For most of Obama's years as president, he has opposed raising the gas tax. Now, in his last, lame-duck year, he is proposing a $10 per barrel tax on oil. Since a 42-gallon barrel of oil produces about 45 gallons of gasoline, Diesel, jet fuel, and other products, this is roughly equal to a 22 cent per gallon gas tax, well above the current 18.4 cent tax.
The distinction between Obama's oil tax and a gas tax is that the oil tax wouldn't go into the Highway Trust Fund, where up to 80 percent goes for roads and 20 percent goes for transit. Instead, he proposes to spend $20 billion per year on alternatives to autos, including urban transit, high-speed rail, and mag-lev. Another $10 billion per year would be given to the states for programs that would supposedly reduce carbon emissions such as "better land-use planning, clean fuel infrastructure, and public transportation." Finally, $3 billion would go for self-driving vehicle infrastructure that is both unnecessary and intrusive.
Obama proposes that the oil tax be phased in over five years, so that $33 billion is the average of the first five years; when fully phased in, the tax would bring in nearly $60 billion a year. This would be a huge slush fund for all kinds of social engineering programs.
The Republicans who run Congress plan to ignore Obama's plan. The president's "proposals are not serious, and this is another one which is dead on arrival," says Senate Environment & Public Works Committee Chair James Inhofe (R-OK). Still, it's worth looking at the plan as a preview of what might be proposed by the next president if that president happens to be a Democrat.

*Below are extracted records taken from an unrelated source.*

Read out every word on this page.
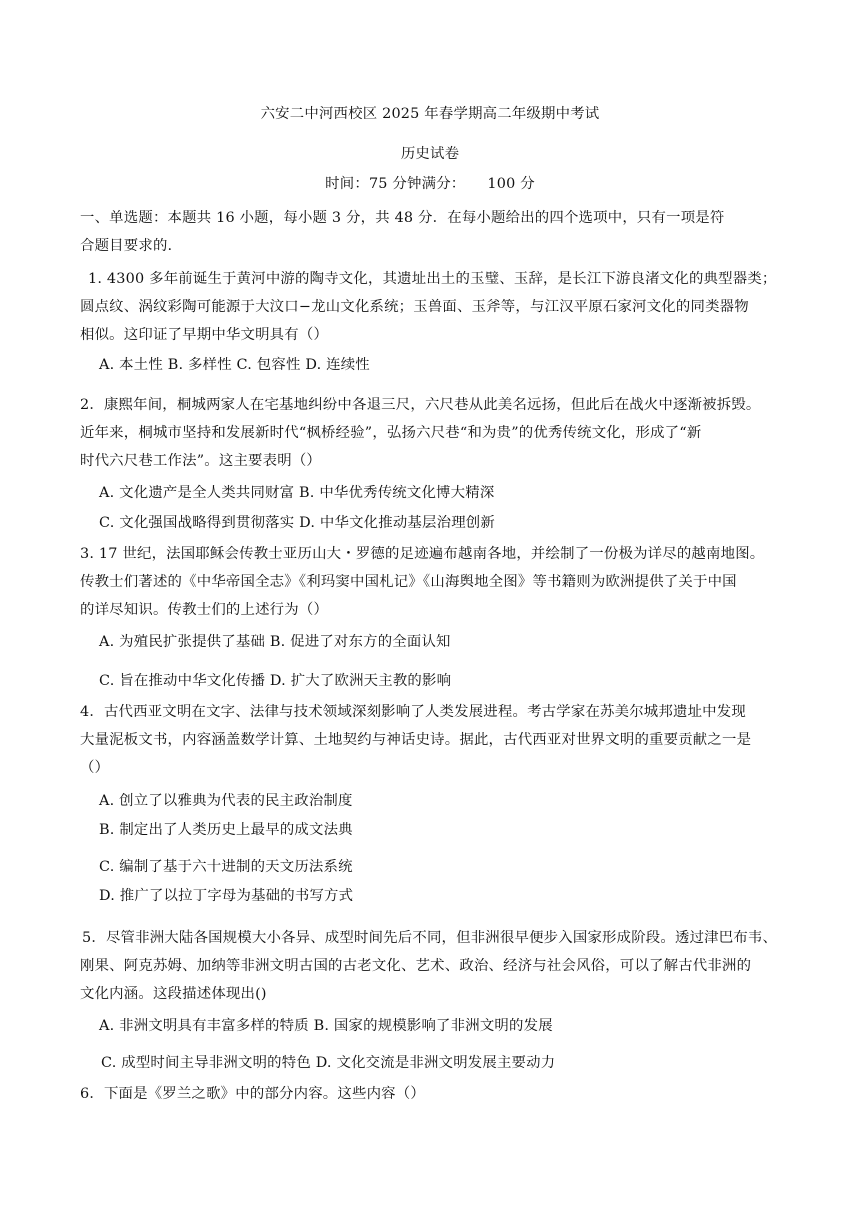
六安二中河西校区 2025 年春学期高二年级期中考试
历史试卷
时间：75 分钟满分：　　100 分
一、单选题：本题共 16 小题，每小题 3 分，共 48 分．在每小题给出的四个选项中，只有一项是符
合题目要求的.
1. 4300 多年前诞生于黄河中游的陶寺文化，其遗址出土的玉璧、玉辞，是长江下游良渚文化的典型器类；
圆点纹、涡纹彩陶可能源于大汶口−龙山文化系统；玉兽面、玉斧等，与江汉平原石家河文化的同类器物
相似。这印证了早期中华文明具有（）
A. 本土性 B. 多样性 C. 包容性 D. 连续性
2．康熙年间，桐城两家人在宅基地纠纷中各退三尺，六尺巷从此美名远扬，但此后在战火中逐渐被拆毁。
近年来，桐城市坚持和发展新时代“枫桥经验”，弘扬六尺巷“和为贵”的优秀传统文化，形成了“新
时代六尺巷工作法”。这主要表明（）
A. 文化遗产是全人类共同财富 B. 中华优秀传统文化博大精深
C. 文化强国战略得到贯彻落实 D. 中华文化推动基层治理创新
3. 17 世纪，法国耶稣会传教士亚历山大・罗德的足迹遍布越南各地，并绘制了一份极为详尽的越南地图。
传教士们著述的《中华帝国全志》《利玛窦中国札记》《山海舆地全图》等书籍则为欧洲提供了关于中国
的详尽知识。传教士们的上述行为（）
A. 为殖民扩张提供了基础 B. 促进了对东方的全面认知
C. 旨在推动中华文化传播 D. 扩大了欧洲天主教的影响
4．古代西亚文明在文字、法律与技术领域深刻影响了人类发展进程。考古学家在苏美尔城邦遗址中发现
大量泥板文书，内容涵盖数学计算、土地契约与神话史诗。据此，古代西亚对世界文明的重要贡献之一是
（）
A. 创立了以雅典为代表的民主政治制度
B. 制定出了人类历史上最早的成文法典
C. 编制了基于六十进制的天文历法系统
D. 推广了以拉丁字母为基础的书写方式
5．尽管非洲大陆各国规模大小各异、成型时间先后不同，但非洲很早便步入国家形成阶段。透过津巴布韦、
刚果、阿克苏姆、加纳等非洲文明古国的古老文化、艺术、政治、经济与社会风俗，可以了解古代非洲的
文化内涵。这段描述体现出()
A. 非洲文明具有丰富多样的特质 B. 国家的规模影响了非洲文明的发展
C. 成型时间主导非洲文明的特色 D. 文化交流是非洲文明发展主要动力
6．下面是《罗兰之歌》中的部分内容。这些内容（）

The first thing to note is that the White House no longer makes any pretense that taxes should be raised to fix supposedly crumbling highway infrastructure. As I've noted before, the claim that highways are falling apart is just a fiction used to generate support for more funding for rail lines and other boondoggles. None of the money raised under Obama's new proposal would be used to repair or maintain roads, and--since maintenance doesn't reduce greenhouse gas emissions--probably none would be used to repair or maintain rail transit lines that, unlike roads, truly are crumbling.
Second, anyone who agrees with Obama's claim that there is no "greater threat to future generations than climate change" should wonder why his plan proposes no tests to insure that funds would cost-effectively reduce greenhouse gas emissions. Urban transit uses as much energy and emits as many grams of carbon per passenger mile as driving. High-speed rail could actually be worse than driving, especially when the energy costs of building the infrastructure are counted. It would be more cost-effective to spend that $33 billion per year buying 1.4 million Priuses and trading them to owners of existing gas guzzlers.
Third, the land-use planning that Obama proposes to fund would no doubt follow the example of California's SB 375, which aims to coerce more people into living in apartments rather than single-family homes on the pretext that higher densities lead people to drive less. This claim has been disproven by research and the experience of the San Francisco Bay Area, whose two-thirds increase in population density since 1980 was accompanied by a one-third reduction in per capita transit trips and an increase in per capita driving.
Fourth, Obama's plan would significantly increase the cost of living. On one hand, Obama's political calculus is that raising taxes is easier when oil prices are low. On the other hand, at today's prices, a $10 per barrel tax increases fuel costs by nearly a third. Though the administration claims that the $10 tax would be "paid by oil companies," those companies would, of course, pass the cost to consumers. As Americans consume about 2.5 gallons of oil per person per day, the tax would impose costs of about $200 per person per year.
The White House argues that its plan "builds on the success the country has seen as a result of the American Recovery and Re-investment Act of 2009." What success? The transportation share of that trillion-dollar boondoggle built a few streetcar lines (one of the least energy-efficient forms of urban travel), increased speeds on a few intercity rail lines by a few miles per hour, and otherwise disappeared into a black hole of pork-barrel spending. Did it reduce greenhouse gas emissions or create any jobs that wouldn't have been created without it? Probably not.
In short, as one budget analyst confided to me, Obama's plan is "Premeditated coercion and higher costs of living masquerading as environmentally friendly, job-creating transportation 'investments.'" Republicans will be right to reject it, but they will be wrong to dismiss it as a similar plan is likely to appear next year if a Democrat wins the White House.